The wait for the National Broadband Network is over – as long as you live in Victoria Park, Geraldton or Mandurah.
Just over 3000 homes and businesses in these areas have been hooked up to the long-awaited NBN, with another 8350 nearby premises set to be connected in the coming months.
Those with access to the network will now be able to sign up to receive broadband at speeds far faster than current internet connections.
Construction of the $37 billion network involves running fibre-optic cables, which can carry more data than existing copper cables, to individual homes and offices.
Federal Resources Minister Gary Gray said the network would be a boon to business communications, allowing people to work from home more easily and helping FIFO workers stay in contact with their families.
Most large mine sites already have superfast fibre internet connections but Mr Gray said the NBN rollout would allow their families back home to access fast internet too, making communications easier.
Nicole Ashby, director of WA-based support organisation FIFO Families, said the NBN would bring FIFO families closer together.
"Imagine being able to see crystal-clear images of your loved ones while away at work," she said.
Most Perth residents will have to wait about three years before their homes are connected to the NBN and the network will not be fully rolled out until 2021.
Once connected, users will be able to access internet download speeds of up to 1000 megabits per second after the network reaches its full speed in December this year.
That is compared with average speeds of around 12 megabits per second for existing connections.
"It can take days to download files of several megabytes – what we're talking about now is that happening in minutes, if not seconds, which makes it a fundamentally different kettle of fish for quality of communication," said NBN Co spokesman Trent Williams.
Planning laws now require new office and residential developments to include fibre internet connections, ensuring that these premises are NBN-ready.
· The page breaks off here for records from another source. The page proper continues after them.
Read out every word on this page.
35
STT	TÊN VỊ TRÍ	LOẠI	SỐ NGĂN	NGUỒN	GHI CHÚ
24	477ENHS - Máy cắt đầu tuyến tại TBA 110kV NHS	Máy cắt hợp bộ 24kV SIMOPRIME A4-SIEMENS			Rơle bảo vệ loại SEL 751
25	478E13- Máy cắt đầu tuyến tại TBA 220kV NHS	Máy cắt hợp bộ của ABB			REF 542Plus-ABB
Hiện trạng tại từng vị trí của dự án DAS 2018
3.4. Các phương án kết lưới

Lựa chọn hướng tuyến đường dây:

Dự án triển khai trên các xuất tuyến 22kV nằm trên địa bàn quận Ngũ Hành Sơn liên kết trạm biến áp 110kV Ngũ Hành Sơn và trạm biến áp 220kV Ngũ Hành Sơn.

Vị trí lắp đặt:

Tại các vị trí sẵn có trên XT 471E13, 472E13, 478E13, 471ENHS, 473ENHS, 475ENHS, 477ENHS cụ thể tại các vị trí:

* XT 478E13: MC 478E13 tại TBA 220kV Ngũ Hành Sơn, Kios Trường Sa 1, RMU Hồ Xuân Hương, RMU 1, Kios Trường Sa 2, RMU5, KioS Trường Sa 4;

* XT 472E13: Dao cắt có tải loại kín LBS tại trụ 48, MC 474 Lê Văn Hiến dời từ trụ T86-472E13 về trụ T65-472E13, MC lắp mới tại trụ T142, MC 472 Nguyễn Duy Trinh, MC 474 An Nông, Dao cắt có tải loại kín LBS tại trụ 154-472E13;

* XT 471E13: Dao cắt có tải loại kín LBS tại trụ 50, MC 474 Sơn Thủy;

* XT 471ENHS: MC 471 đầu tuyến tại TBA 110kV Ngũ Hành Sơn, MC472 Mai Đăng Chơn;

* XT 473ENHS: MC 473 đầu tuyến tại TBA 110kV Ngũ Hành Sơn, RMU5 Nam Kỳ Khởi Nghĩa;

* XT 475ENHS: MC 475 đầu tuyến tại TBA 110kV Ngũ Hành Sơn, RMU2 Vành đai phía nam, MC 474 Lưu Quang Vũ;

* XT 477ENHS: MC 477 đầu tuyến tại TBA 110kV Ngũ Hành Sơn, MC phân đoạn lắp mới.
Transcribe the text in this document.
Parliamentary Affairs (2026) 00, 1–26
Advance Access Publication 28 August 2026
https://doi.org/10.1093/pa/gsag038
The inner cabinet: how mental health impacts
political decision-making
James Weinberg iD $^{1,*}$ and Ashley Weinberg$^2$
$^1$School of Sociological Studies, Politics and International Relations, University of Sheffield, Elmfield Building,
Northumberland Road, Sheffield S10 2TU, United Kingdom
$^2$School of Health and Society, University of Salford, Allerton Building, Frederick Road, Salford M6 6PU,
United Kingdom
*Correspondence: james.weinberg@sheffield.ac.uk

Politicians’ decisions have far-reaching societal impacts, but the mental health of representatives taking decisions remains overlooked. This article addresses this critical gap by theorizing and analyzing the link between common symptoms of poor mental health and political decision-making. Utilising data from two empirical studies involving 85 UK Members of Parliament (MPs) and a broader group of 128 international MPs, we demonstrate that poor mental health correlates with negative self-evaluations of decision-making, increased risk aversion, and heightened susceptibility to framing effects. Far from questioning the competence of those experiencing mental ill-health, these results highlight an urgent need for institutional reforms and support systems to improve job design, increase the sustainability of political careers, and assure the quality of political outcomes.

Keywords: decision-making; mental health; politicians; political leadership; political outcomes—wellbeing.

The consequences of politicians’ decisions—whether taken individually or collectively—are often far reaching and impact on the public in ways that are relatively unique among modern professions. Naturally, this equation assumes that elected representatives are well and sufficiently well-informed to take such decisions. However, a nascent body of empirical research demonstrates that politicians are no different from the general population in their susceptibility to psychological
However much of the cost of the NBN project will be spent on replacing existing copper connections with so-called "fibre to the home" – which the federal opposition says is too expensive.
Regional Communications Minister Sharon Bird said the importance of the NBN to people such as FIFO families illustrated why "we need it to go to the home, not just to the corner of the street".
NBN Co's Trent Williams would not be drawn on the cost-benefit aspect of bringing fibre to the home. "Over the last three and a half years, government policy has been to build fibre to the premise, and we've been doing that. If the government changes its mind, or if a new government comes in, then we will deliver whatever that government requires us to deliver," he said.
NBN customers will still need to sign up with a commercial internet service provider to access superfast broadband, Mr Williams said. But he insisted that prices would not be much higher than current broadband fees.
Subiaco-based internet company iiNet said it had already hooked up 15,000 customers to the superfast fibre network across Australia.
Oliver Wood, managing director of Perth Web Design in East Victoria Park, said fibre-based internet was essential to his business, because he routinely had to send files of 50 megabytes or more to customers.
Mr Wood said his business spent around $7000 on installing fibre to his office before the NBN rollout and paid around $1300 a month in internet fees.
He said his new NBN connection was even quicker, and cost around $150 a month.
He said it was "sheer luck" that he had chosen a business address in one of the first parts of WA to be connected to the NBN.
He said he wouldn't be surprised if other businesses moved to Victoria Park to take advantage of the early access to the network.
"If I hadn't chosen this by chance, I would have definitely been influenced by that decision."